A driverless freight train has exploded into a giant fireball in the middle of a small Quebec town, with one dead and an unknown number of people missing. Canadian officials fear some wagons remain at risk of exploding.
The disaster occurred shortly after 1 a.m. (0500 GMT), when the 73-car runaway train carrying petrochemicals came off the rails after speeding into Lac-Megantic, a town of about 6,000 people near the US border. Four of the pressurized tank cars caught fire and blew up in a fireball.
"We're not sure what happened, but the engineer did everything by the book," Joseph R. McGonigle, vice president of marketing for the train firm Montreal, Maine & Atlantic, told the news agency Reuters. "He had parked the train and was waiting for his relief. ... Somehow, the train got released."
An aerial photograph showed widespread devastation in the town center. Fire officials suspected that some of the remaining tanks could still be pressurized.
Residents told reporters they had heard five or six large blasts. Nearly 12 hours after the derailment, one rail car remained on fire.
"There appears to be extensive damage in buildings, but we haven't got full report yet of injuries," McGonigle told Reuters. "But we understand that there likely are some."

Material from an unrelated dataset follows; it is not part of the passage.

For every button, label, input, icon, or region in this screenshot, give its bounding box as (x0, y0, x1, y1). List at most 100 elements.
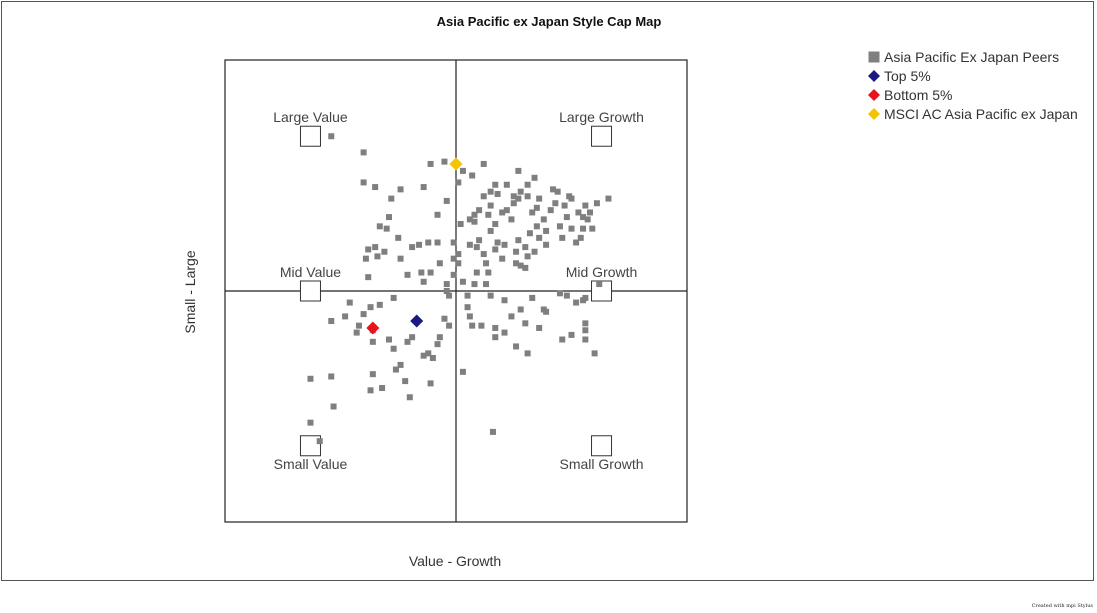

According to officials, the initial blast and subsequent fire destroyed about 30 buildings in the town center. Police imposed a half-mile security zone around the blast and evacuated about 1,000 people from their homes.
Officials said they had asked for help from US fire services, with at least some responding from the state of Maine, just across the border. About 20 fire engines fought the blaze.
"When you see the center of your town almost destroyed, you'll understand that we're asking ourselves how we are going to get through this event," a tearful Mayor Colette Roy-Laroche told a televised news briefing. "We can't give out any information on what's happening right now because the firemen haven't been able to get close," she said earlier in a radio broadcast.
Christian Blanchette, a spokesman for the province's Environment Ministry, said that a large but undetermined amount of fuel had also spilled into the Chaudiere River. Blanchette said that the explosions and fire had damaged at least four of the 73 cars filled with crude oil.
"Right now, there is big smoke in the air, so we have a mobile laboratory here to monitor the quality of the air," Blanchette said. "We also have a spill on the lake and the river that is concerning us. We have advised the local municipalities downstream to be careful if they take their water from the Chaudiere River."